Views also typically don’t count when a video is embedded with autoplay enabled on an external website. If a user actively clicks play on an embedded video, that view typically counts. Passive autoplay on external embeds generally does not.

YouTube does count views from autoplay within playlists and the “up next” recommendation feature on YouTube itself - but only up to a point. If there’s no user interaction with the page over an extended period, YouTube will stop autoplaying. This is their way of balancing legitimate passive listening behavior against pure inflation.

The impact of bad views on real channels can be dramatic. When BTS released “ON,” the video racked up approximately 83 million views within the first 24 hours - only to see that number drop to around 48 million after YouTube completed its audit and removed invalid views. Despite the drop, it still set a record as the biggest YouTube Premiere ever with 1.54 million concurrent viewers. That’s a real-world illustration of just how aggressively YouTube audits high-traffic videos.

Why are fake views bad, anyway? There are a few reasons, but likely only one YouTube actually cares about most.

  • Fake views make content creators feel like they have more exposure than they do, which might cause them to question lower engagement rates, weaker traffic, and disappointing monetization figures.
  • Fake views push videos into the recommendation engine that don’t deserve the circulation.

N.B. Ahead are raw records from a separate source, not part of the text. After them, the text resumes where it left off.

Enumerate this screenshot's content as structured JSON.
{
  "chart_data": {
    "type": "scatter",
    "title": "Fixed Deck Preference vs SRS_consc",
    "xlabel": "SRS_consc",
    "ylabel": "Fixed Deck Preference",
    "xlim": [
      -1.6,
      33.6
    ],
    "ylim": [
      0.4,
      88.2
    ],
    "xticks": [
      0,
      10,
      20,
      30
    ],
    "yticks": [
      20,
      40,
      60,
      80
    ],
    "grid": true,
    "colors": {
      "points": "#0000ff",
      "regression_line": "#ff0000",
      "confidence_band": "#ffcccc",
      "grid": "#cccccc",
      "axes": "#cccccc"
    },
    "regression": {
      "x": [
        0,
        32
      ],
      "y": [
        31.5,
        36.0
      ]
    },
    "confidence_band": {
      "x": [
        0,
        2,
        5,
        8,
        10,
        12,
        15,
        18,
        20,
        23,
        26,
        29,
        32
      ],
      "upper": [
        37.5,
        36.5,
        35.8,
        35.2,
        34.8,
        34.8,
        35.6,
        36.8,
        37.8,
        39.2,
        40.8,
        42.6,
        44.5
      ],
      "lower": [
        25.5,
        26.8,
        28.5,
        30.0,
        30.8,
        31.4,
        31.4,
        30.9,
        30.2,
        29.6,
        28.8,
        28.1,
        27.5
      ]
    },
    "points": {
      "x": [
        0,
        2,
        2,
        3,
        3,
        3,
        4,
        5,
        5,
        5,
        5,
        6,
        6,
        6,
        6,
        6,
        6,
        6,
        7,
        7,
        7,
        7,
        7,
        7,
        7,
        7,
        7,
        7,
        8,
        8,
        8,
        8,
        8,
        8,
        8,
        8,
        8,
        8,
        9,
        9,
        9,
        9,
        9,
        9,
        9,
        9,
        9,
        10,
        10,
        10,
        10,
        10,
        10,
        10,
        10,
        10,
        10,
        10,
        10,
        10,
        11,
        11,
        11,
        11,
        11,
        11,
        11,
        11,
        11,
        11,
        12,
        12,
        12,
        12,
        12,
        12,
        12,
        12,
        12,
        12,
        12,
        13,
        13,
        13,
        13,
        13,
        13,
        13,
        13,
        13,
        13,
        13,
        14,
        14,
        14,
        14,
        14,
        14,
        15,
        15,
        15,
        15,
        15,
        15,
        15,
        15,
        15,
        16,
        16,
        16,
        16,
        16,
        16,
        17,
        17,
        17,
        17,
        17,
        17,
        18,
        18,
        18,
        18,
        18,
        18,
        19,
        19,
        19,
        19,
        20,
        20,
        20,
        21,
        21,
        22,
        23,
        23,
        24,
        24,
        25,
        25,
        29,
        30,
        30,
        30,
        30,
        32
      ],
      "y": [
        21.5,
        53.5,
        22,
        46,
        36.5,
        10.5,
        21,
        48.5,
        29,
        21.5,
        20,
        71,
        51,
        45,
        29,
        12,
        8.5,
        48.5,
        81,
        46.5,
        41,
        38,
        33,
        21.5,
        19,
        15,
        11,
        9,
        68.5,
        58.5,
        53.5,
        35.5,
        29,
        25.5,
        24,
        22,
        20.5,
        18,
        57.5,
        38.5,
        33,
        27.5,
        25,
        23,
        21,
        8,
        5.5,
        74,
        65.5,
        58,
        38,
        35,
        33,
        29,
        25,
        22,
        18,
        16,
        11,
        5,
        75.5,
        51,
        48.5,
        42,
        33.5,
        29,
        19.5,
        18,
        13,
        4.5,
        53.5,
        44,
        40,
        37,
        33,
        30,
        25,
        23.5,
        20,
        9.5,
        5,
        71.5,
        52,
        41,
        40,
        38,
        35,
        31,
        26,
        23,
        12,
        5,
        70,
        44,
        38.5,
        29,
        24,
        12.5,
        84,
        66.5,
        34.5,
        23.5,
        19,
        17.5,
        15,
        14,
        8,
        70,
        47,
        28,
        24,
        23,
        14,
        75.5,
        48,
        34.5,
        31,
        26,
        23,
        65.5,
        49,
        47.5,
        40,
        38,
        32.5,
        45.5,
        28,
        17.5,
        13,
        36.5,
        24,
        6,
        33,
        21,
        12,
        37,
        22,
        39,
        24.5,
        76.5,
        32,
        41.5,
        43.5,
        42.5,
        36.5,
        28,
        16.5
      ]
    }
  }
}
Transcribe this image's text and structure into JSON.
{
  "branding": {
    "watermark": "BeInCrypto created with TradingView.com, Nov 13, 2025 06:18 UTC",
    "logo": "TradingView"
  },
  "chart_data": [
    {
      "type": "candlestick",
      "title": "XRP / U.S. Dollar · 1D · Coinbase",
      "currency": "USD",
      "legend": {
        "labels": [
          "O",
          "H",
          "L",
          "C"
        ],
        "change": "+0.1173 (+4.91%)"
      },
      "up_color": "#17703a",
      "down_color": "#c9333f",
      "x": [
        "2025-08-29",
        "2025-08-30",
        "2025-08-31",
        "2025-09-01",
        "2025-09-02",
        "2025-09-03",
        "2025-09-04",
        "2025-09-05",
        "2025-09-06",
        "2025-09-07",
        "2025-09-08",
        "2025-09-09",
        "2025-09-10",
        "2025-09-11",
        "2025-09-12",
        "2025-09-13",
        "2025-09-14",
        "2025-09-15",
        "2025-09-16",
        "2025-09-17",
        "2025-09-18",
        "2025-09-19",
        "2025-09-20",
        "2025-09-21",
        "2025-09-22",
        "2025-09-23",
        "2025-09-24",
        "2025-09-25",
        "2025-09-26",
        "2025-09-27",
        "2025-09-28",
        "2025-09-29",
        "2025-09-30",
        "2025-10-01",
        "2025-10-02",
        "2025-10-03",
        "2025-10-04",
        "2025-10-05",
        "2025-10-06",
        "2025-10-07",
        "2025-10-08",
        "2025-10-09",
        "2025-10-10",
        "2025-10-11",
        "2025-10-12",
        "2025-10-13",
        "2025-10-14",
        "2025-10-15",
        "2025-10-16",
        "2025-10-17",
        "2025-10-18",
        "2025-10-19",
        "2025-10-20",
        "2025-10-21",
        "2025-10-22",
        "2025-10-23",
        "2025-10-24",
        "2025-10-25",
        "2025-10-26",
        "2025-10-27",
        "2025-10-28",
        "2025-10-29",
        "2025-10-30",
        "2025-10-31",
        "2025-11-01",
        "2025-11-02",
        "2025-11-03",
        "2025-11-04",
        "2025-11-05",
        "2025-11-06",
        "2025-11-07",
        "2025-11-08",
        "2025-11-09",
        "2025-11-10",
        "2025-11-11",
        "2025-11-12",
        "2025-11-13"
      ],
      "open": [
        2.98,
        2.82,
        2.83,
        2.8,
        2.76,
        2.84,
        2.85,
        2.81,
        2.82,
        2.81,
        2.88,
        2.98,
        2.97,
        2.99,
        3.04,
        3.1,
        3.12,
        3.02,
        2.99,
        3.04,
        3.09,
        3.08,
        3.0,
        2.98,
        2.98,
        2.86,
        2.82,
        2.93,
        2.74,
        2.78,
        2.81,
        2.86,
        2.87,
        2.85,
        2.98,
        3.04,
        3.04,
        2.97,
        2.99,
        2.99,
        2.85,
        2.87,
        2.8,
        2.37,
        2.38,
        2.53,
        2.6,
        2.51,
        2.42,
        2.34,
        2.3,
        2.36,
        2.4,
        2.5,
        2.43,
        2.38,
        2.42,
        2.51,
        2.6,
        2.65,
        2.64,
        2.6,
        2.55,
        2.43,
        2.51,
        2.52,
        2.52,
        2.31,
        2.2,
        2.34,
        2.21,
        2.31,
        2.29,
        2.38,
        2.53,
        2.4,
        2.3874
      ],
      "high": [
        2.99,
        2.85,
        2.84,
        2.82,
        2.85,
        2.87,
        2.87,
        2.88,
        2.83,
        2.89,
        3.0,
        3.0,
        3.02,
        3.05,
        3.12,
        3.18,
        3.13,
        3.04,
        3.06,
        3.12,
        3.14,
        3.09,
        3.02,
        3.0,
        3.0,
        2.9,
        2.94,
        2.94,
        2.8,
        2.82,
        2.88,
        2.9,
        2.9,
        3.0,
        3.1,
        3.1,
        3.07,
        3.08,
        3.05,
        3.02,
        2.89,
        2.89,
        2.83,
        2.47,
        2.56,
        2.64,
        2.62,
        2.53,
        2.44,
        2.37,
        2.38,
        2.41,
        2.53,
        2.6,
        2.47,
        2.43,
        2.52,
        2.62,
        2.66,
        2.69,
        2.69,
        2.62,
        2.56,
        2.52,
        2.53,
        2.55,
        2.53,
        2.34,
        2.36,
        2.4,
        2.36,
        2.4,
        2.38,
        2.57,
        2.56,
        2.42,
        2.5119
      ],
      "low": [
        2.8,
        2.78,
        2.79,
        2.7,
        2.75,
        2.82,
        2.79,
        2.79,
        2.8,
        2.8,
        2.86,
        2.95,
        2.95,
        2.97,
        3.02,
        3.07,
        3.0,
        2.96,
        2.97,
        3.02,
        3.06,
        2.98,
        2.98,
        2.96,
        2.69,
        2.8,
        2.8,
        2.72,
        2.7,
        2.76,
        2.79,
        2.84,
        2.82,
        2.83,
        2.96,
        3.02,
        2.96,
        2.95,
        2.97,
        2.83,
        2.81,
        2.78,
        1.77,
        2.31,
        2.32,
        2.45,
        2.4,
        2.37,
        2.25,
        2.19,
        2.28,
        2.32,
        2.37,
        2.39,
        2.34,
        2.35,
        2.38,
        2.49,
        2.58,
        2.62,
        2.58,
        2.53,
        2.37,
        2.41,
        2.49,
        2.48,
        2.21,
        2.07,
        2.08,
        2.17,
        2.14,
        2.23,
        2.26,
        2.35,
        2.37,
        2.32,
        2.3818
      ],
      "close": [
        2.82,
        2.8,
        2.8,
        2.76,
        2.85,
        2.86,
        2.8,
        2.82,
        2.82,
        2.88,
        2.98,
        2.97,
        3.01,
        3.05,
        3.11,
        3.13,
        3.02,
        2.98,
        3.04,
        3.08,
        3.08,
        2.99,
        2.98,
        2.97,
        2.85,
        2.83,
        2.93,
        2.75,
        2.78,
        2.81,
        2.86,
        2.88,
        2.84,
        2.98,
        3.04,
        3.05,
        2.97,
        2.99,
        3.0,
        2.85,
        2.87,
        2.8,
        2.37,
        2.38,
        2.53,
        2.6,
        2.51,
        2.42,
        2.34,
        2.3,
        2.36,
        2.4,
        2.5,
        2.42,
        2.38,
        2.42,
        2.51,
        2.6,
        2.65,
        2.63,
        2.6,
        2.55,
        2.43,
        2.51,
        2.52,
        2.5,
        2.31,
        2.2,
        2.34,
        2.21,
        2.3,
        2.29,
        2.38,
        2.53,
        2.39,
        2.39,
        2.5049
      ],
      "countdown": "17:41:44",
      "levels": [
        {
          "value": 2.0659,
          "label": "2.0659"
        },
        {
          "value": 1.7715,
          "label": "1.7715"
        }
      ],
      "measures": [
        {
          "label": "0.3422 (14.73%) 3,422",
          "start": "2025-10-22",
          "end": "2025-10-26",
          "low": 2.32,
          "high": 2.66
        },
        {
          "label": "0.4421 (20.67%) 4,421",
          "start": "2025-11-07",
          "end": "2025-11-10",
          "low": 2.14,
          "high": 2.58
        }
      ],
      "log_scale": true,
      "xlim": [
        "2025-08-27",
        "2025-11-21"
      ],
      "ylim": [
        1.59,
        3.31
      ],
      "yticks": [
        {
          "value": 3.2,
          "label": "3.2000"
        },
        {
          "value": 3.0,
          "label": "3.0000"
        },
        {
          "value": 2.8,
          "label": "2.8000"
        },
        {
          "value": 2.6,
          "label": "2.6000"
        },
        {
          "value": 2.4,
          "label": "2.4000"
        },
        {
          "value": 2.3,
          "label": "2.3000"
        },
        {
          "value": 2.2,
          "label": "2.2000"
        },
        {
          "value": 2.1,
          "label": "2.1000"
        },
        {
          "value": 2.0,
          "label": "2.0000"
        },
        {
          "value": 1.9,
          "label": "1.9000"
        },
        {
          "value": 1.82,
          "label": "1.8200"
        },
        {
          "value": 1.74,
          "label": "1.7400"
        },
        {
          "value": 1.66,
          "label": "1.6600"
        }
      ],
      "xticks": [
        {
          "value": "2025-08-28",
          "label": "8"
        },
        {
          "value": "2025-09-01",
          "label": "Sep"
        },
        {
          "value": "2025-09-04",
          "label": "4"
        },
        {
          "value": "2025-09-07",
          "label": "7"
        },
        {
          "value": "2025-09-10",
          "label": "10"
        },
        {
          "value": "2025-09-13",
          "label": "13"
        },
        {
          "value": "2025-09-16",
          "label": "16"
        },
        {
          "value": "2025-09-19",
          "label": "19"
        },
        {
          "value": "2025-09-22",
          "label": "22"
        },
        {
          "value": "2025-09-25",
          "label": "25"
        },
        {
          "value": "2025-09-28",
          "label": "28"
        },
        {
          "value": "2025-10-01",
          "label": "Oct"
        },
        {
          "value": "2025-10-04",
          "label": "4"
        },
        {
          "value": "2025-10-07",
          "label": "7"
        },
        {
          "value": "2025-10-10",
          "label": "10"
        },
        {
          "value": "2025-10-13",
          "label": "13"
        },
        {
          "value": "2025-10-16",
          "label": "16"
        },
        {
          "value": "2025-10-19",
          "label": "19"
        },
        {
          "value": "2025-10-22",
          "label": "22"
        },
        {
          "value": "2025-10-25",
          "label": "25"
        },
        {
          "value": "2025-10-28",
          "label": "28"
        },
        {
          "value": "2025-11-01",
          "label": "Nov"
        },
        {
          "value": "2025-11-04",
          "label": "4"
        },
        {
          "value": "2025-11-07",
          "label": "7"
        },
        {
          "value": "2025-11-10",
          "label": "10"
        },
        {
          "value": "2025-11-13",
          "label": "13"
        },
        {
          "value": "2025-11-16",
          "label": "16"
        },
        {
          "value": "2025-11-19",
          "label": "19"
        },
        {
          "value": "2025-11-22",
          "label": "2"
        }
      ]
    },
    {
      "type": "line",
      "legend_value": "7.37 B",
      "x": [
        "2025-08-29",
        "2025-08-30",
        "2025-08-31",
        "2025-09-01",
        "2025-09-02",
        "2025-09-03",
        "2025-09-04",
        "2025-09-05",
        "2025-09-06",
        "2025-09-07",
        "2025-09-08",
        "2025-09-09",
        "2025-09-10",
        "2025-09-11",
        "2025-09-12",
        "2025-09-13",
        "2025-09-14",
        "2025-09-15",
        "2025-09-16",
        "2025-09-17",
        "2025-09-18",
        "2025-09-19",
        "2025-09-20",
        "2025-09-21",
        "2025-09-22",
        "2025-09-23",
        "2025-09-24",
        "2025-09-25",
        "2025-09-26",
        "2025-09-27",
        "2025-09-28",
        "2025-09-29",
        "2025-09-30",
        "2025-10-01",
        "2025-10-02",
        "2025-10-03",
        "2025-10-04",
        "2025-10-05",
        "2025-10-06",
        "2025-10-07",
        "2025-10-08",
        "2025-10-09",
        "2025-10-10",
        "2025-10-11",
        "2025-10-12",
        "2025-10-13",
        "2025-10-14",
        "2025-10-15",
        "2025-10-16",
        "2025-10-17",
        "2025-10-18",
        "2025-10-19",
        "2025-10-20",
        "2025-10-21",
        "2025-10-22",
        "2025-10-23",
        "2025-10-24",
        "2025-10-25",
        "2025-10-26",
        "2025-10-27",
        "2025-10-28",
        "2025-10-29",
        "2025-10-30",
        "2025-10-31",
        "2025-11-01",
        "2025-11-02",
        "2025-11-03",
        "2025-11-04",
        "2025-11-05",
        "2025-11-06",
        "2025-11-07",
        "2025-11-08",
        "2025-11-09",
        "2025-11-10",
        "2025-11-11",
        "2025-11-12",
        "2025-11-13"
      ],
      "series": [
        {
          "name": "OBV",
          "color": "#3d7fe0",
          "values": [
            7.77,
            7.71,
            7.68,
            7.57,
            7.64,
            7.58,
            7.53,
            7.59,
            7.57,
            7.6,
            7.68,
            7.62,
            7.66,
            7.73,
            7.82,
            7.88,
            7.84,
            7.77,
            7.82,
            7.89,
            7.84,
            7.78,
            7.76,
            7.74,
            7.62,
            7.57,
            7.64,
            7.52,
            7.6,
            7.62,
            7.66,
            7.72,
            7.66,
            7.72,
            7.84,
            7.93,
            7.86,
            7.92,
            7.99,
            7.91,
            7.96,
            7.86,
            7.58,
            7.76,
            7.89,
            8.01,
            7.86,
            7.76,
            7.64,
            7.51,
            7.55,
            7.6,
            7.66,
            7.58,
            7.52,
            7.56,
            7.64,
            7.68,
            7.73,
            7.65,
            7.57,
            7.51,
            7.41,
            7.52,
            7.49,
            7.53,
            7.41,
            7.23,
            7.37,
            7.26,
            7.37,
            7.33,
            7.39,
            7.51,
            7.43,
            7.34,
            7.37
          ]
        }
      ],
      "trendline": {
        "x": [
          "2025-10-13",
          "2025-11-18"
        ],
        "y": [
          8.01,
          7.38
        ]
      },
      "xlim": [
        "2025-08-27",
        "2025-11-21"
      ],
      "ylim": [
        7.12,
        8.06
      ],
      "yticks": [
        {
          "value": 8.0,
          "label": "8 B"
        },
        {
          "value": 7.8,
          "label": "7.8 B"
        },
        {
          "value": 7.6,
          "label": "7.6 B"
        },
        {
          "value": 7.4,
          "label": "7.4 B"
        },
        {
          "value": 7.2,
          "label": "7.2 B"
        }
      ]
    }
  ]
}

When the algorithm surfaces low-quality or irrelevant content because its view count was inflated, users lose trust in recommendations - and that erodes one of YouTube’s most powerful retention tools.
  • Fake views hurt advertisers. Advertisers pay for views and clicks. Fake views mean creators earn money they didn’t deserve, and advertisers pay for exposure they never actually got. It devalues the entire ecosystem.

In case you hadn’t already guessed, it’s that third one that really makes Google move fast. Anything that threatens advertiser confidence gets addressed quickly and firmly.

A Note on Buying Views

Fake views being purchased online

Sellers around the web - from Fiverr to forums like Black Hat World - still sell YouTube views as a service. The key thing to know is that the cheaper the seller, the worse the views will be and the more likely they are to be filtered out entirely.

When you buy views, it is possible to buy legitimate ones. Some sellers simply have their own promotional channels and distribution methods, and they’re monetizing genuine human traffic. Those views hold up, and you’re unlikely to see any negative consequences.

Other sellers peddle bot views, doing the bare minimum to make those views appear legitimate. Sometimes they survive the audit. Often they don’t, and you’ve lost your investment with nothing to show for it.

There’s also the negative angle worth mentioning. Just as negative SEO exists for websites - where someone could theoretically point spammy links at a competitor’s site - a similar concept applies to YouTube. Someone could buy low-quality views for a competitor’s video and, if those views are bad enough, trigger an audit that strips view counts or raises flags on the channel. Whether YouTube takes punitive action against a channel on the receiving end of this is a gray area, but it’s a risk worth knowing about. The cleaner your channel’s traffic history, the less vulnerable you are to this kind of manipulation.